Step 2: Determine the habits or predictive outcomes that have a discernible impact on your goal.
Step 3: Set up a stupid-simple system for measuring these habits or predictive outcomes (i.e. a “scoreboard”)
Step 4: Review frequently
Here’s how we are implementing this in our music school…
Step 1: We decided that our wildly important goal for the school in 2016 is add 200 students to the roster. Although we have a number of other goals this year, this is the “one goal to rule them all” and is where the majority of our focus will be. Also, by accomplishing this goal, all of our other goals will be easier to reach.
Step 2: We know that there are 2 key levers for accomplishing this:
- Acquire more students, and
- Keep more of the students we already have.
Focusing on these two areas, we identified the habits and predictive outcomes required to make this happen.
Acquire More Students
– Generate an average of 28 new leads per month in 2016.
– Maintain our current lead-to-customer conversion rate of 81% or better
– Respond to all leads within 2 business hours
– Schedule new lessons within 1 business day after assessment
Lower Student Attrition Rate
– Follow up with each student within 1 business day of the first lesson.

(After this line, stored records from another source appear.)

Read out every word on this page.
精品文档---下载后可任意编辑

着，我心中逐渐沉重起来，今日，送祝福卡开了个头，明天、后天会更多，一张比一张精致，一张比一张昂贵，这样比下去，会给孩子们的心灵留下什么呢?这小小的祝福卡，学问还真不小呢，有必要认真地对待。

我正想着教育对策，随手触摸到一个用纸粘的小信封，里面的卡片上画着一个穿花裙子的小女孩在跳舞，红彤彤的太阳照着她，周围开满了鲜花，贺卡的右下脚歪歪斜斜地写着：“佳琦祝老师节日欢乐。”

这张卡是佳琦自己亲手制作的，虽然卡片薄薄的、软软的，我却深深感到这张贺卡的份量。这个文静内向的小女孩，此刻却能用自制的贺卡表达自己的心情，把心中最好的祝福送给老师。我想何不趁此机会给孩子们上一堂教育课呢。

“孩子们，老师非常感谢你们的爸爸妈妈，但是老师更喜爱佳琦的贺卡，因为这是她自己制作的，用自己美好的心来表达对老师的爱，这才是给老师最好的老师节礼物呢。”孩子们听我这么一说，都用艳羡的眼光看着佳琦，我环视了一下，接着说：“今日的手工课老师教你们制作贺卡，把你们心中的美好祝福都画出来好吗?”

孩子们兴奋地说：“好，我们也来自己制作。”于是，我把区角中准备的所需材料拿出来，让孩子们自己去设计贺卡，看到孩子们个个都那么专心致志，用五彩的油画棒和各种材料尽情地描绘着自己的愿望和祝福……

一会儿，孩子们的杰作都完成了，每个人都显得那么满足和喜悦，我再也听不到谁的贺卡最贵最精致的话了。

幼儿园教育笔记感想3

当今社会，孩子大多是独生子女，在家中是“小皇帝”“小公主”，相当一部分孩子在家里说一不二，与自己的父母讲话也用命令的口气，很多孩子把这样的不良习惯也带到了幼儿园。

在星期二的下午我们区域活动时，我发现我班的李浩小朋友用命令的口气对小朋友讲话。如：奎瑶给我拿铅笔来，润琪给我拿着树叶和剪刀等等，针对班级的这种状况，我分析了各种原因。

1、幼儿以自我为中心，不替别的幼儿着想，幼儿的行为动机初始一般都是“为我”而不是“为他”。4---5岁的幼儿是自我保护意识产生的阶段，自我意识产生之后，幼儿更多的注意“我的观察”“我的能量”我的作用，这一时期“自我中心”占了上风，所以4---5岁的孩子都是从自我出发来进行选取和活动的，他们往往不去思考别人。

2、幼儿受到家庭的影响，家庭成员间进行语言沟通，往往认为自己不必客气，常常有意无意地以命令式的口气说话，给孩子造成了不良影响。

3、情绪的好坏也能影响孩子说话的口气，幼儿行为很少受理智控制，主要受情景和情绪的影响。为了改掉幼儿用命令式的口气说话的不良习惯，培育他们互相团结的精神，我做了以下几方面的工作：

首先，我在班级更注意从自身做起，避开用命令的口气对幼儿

– Follow up with each student between 4-6 weeks after first lesson.
Each of these habits or predictive outcomes are owned by 1 person on the team, and while they may draw others in to accomplish specific tasks, they are ultimately responsible for achieving the predictive outcomes and establishing the habits that they own.
Step 3: Then we created a scoreboard to measure these specific habits and outcomes. This is version 0.1, and we’ll be revising it over the coming weeks so that it clearly communicates whether we’re winning or losing at a glance. For now, though, it allows us to see where we stand with a little bit of effort. (You’ll notice a few extra measurements on our dashboard. We’d like to track these items, but may ultimately decide not to track them here. We’ll be making that call in a couple of weeks.)
These are updated by the team members responsible for the habit / predictive results weekly.
Step 4: We meet every week to review our scoreboard, to make commitments towards achieving our big goal, and to give an account for our previous weeks commitments. We spend between 15-30 minutes each week, and this is arguably the most valuable 30 minutes of each week. It builds team work, provides accountability, and keeps us focused on our most important priority.
We’re in the early stages of this at the music school, so results are forthcoming. But I can say that we’ve never believed in a big goal like this as much as we do now.
The result feels inevitable, and this process is infusing us with a sense of unified purpose. Although this particular method is new to me, 1,000’s of amazing organizations have used it to become powerhouses and achieve amazing things.
If you want to go deeper on this subject, read Sean Covey’s fabulous “The 4 Disciplines of Execution.”